In a typical medical centre in the UK for instance, healthcare assistants, advanced nurse practitioners, health trainers, clinical pharmacists or prescribers, work alongside doctors to provide patient centered care. This helps to reduce the work load on the doctors as these other clinicians and allied health workers have enough training and experience to manage long term conditions and participate in triage system.

In the UK, a lot of research has been done and there are calls to increase the health work force in the National Health Service (NHS) through the utilisation of community-based lay workers.

In Brazil, community health workers receive basic training in disease identification and monitoring, immunisation, screening and health promotion. They support patients with medication adherence and chronic disease monitoring and liaise proactively with doctors and practice nurses.

Community healthcare workforce could be utilised effectively in emergency care or first aid. In most public and private settings  in Nigeria, there are no ambulance or paramedic services; having well trained community first aid responders would go a long way to save lives in times of emergency for example; cardiac arrest, collapse, and respiratory distress. Having a health unit manned by well-trained first aid responders in all public places like markets, motor parks etc is highly essential.

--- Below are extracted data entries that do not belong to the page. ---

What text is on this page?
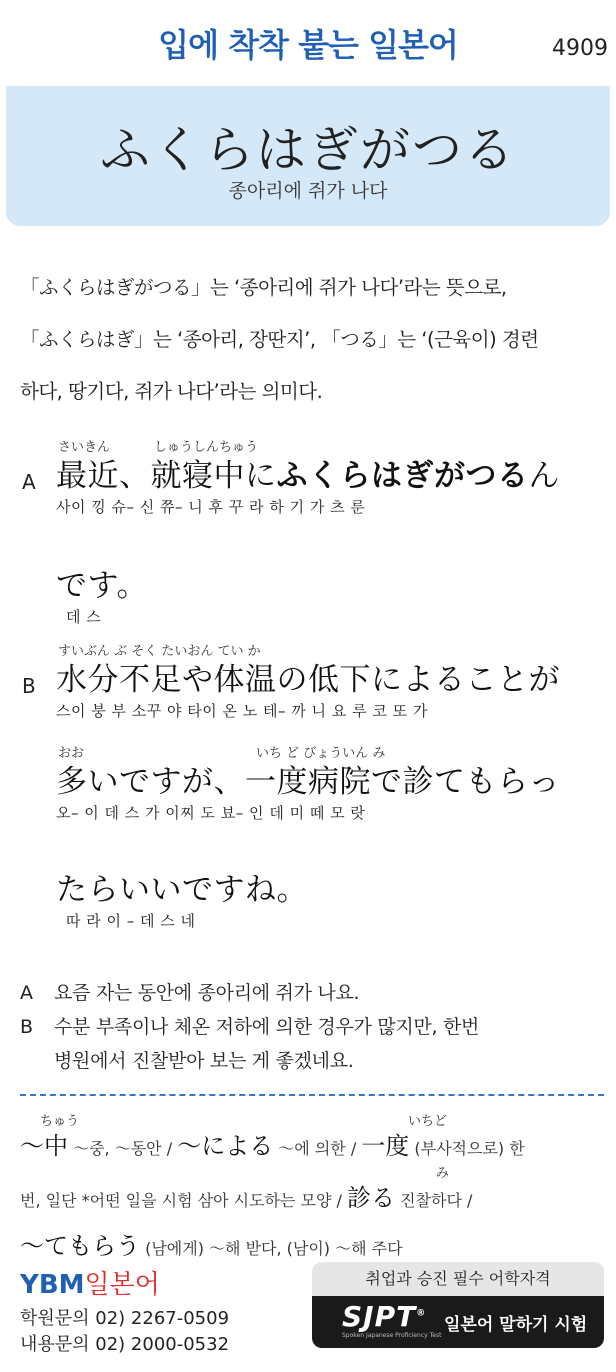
입에 착착 붙는 일본어	4909
ふくらはぎがつる
종아리에 쥐가 나다
「ふくらはぎがつる」는 ‘종아리에 쥐가 나다’라는 뜻으로,
「ふくらはぎ」는 ‘종아리, 장딴지’, 「つる」는 ‘(근육이) 경련
하다, 땅기다, 쥐가 나다’라는 의미다.
A
さいきん	しゅうしんちゅう
最近、就寝中にふくらはぎがつるん
사이 낑 슈– 신 쮸– 니 후 꾸 라 하 기 가 츠 룬
です。
데 스
B
すいぶん ぶ そく たいおん てい か
水分不足や体温の低下によることが
스이 붕 부 소꾸 야 타이 온 노 테– 까 니 요 루 코 또 가
おお	いち ど びょういん み
多いですが、一度病院で診てもらっ
오– 이 데 스 가 이찌 도 뵤– 인 데 미 떼 모 랏
たらいいですね。
따 라 이 – 데 스 네
A 요즘 자는 동안에 종아리에 쥐가 나요.
B 수분 부족이나 체온 저하에 의한 경우가 많지만, 한번
병원에서 진찰받아 보는 게 좋겠네요.
ちゅう	いちど
～中 ～중, ～동안 / ～による ～에 의한 / 一度 (부사적으로) 한
み
번, 일단 *어떤 일을 시험 삼아 시도하는 모양 / 診る 진찰하다 /
～てもらう (남에게) ～해 받다, (남이) ～해 주다
YBM일본어
학원문의 02) 2267-0509
내용문의 02) 2000-0532
취업과 승진 필수 어학자격
SJPT®
Spoken Japanese Proficiency Test
일본어 말하기 시험
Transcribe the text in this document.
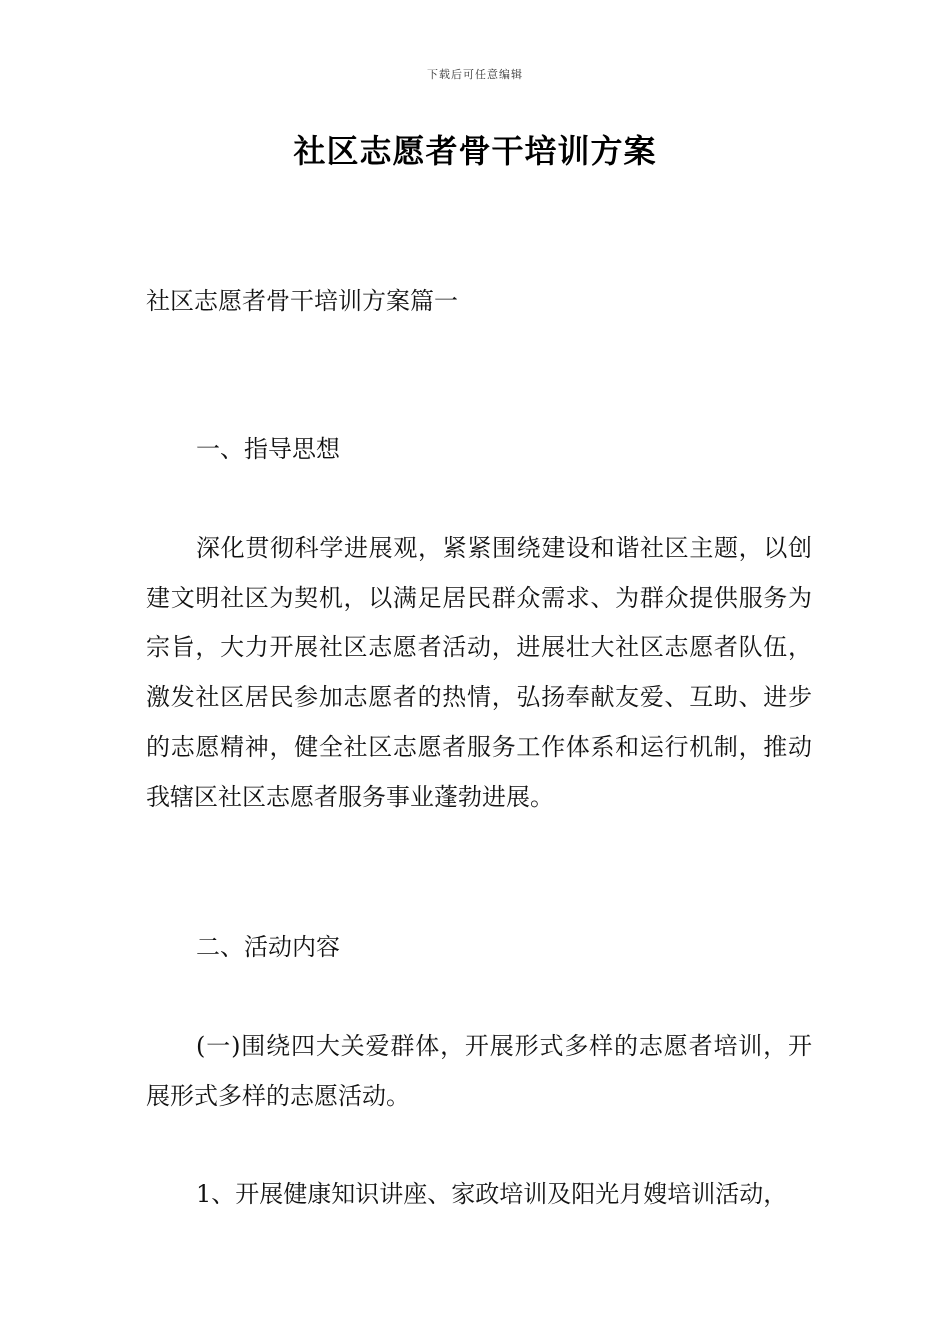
下载后可任意编辑
社区志愿者骨干培训方案
社区志愿者骨干培训方案篇一
一、指导思想
深化贯彻科学进展观，紧紧围绕建设和谐社区主题，以创建文明社区为契机，以满足居民群众需求、为群众提供服务为宗旨，大力开展社区志愿者活动，进展壮大社区志愿者队伍，激发社区居民参加志愿者的热情，弘扬奉献友爱、互助、进步的志愿精神，健全社区志愿者服务工作体系和运行机制，推动我辖区社区志愿者服务事业蓬勃进展。
二、活动内容
(一)围绕四大关爱群体，开展形式多样的志愿者培训，开展形式多样的志愿活动。
1、开展健康知识讲座、家政培训及阳光月嫂培训活动，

Healthcare provision anywhere in the world is capital intensive but we can start from the basics; we can reduce the burden or costs in secondary healthcare provision especially in our public hospitals if we lay more emphasis on health promotion, patient health education and encourage people to engage in healthy living and self-care. 

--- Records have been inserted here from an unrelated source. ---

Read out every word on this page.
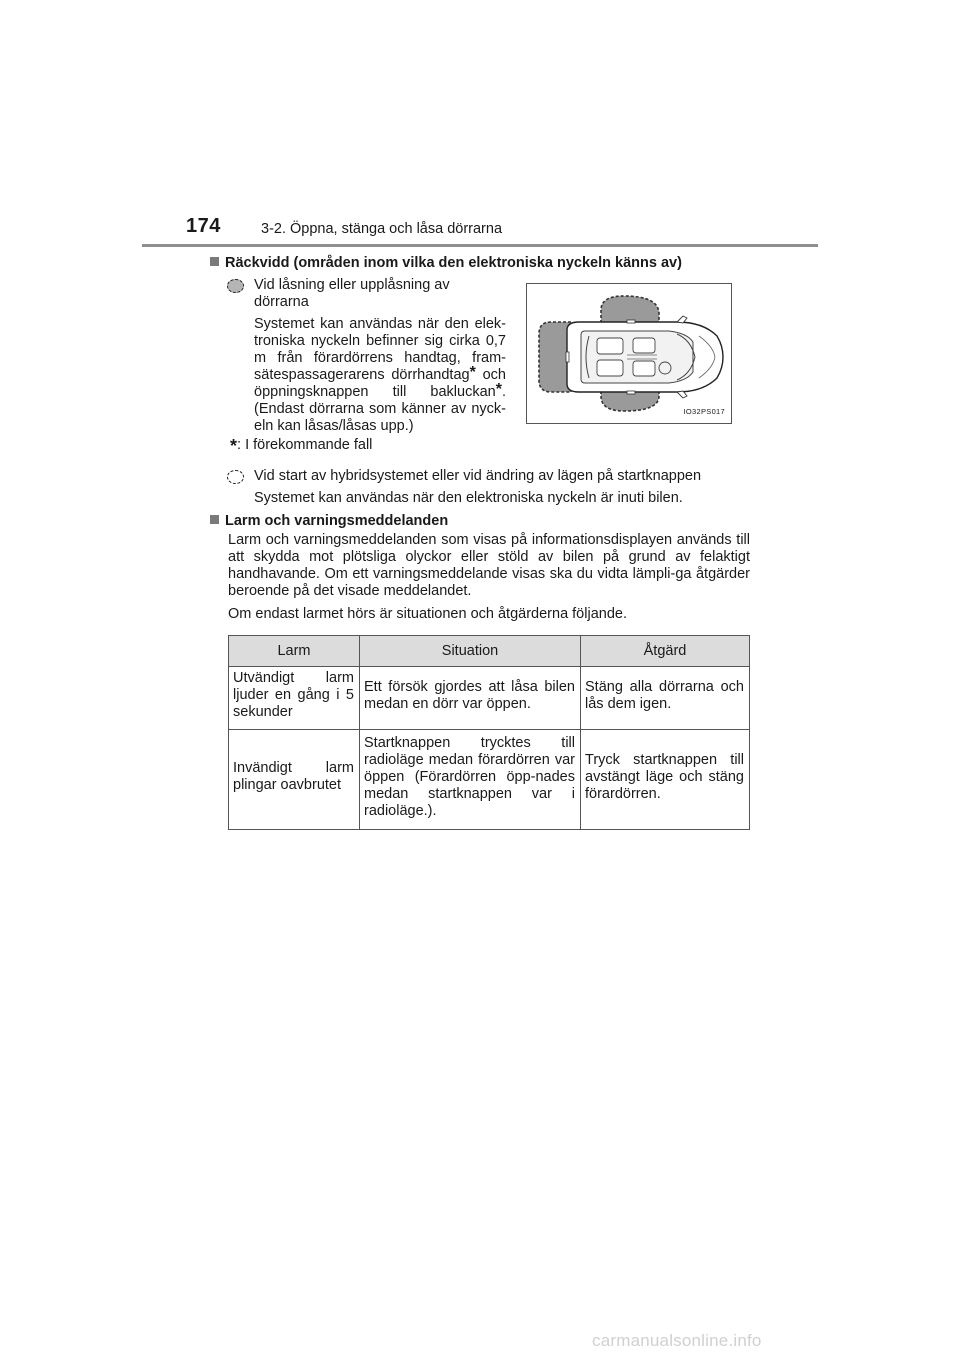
174	3-2. Öppna, stänga och låsa dörrarna

Räckvidd (områden inom vilka den elektroniska nyckeln känns av)

Vid låsning eller upplåsning av dörrarna
Systemet kan användas när den elek-troniska nyckeln befinner sig cirka 0,7 m från förardörrens handtag, fram-sätespassagerarens dörrhandtag* och öppningsknappen till bakluckan*. (Endast dörrarna som känner av nyck-eln kan låsas/låsas upp.)
IO32PS017
*: I förekommande fall
Vid start av hybridsystemet eller vid ändring av lägen på startknappen
Systemet kan användas när den elektroniska nyckeln är inuti bilen.

Larm och varningsmeddelanden

Larm och varningsmeddelanden som visas på informationsdisplayen används till att skydda mot plötsliga olyckor eller stöld av bilen på grund av felaktigt handhavande. Om ett varningsmeddelande visas ska du vidta lämpli-ga åtgärder beroende på det visade meddelandet.
Om endast larmet hörs är situationen och åtgärderna följande.
Larm	Situation	Åtgärd
Utvändigt larm ljuder en gång i 5 sekunder	Ett försök gjordes att låsa bilen medan en dörr var öppen.	Stäng alla dörrarna och lås dem igen.
Invändigt larm plingar oavbrutet	Startknappen trycktes till radioläge medan förardörren var öppen (Förardörren öpp-nades medan startknappen var i radioläge.).	Tryck startknappen till avstängt läge och stäng förardörren.
carmanualsonline.info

Another important way we could ensure we have enough medical/healthcare practitioners to address the primary healthcare needs in Nigeria is to reduce the constant brain drain by retaining our health professionals post graduation.

The Federal Government invests a lot of funds in Government owned Universities to train medical/healthcare professionals, only for them to migrate after graduation to practice in other countries. If we are going to invest funds in medical/healthcare education for our doctors, pharmacists, nurses, optometrists etc we should create jobs as well so the Nigerian populace could benefit from their expertise.

Integrated healthcare practice at all levels is an efficient way of providing patient centered care where every member of the healthcare team contributes their own quota. Community healthcare workers are well placed to offer advice on healthy living and self-care in the language people of a specific demographic area would understand. Hypertension, Chronic Kidney Disease, Type 2 diabetes mellitus, malaria, HIV/AIDs are among the diseases that could be prevented or well managed through patient education and lifestyle modification.

The role of health education cannot be overemphasized. For instance, there is still some form of stigma around epilepsy in some areas in the country; where people who are epileptic are believed to be possessed by some sort of evil spirits, in an unfortunate event of epileptic fits in public places, patients are not well cared for and objects like spoon etc. are inserted into their mouths in the believe that it keeps the airways open, this could be a choking hazard and has made recovery time worse for some patient. Community healthcare workers could perfectly fill that gap of providing basic health education and public health enlightenment.

 Addressing the primary healthcare crises in Nigeria is no mean feat, but we need to look at the issue holistically, it involves a multifaceted, public/private partnership, but the Government has to lead on this through enacting relevant laws and provision of training programs, monitoring and evaluation etc.

I strongly believe a systematic integration of community health workers at scale could be an effective and a rapidly implementable approach to the current primary care workload crisis in Nigeria. 

‘Without health, life is not life; it is only a state of languor and suffering’.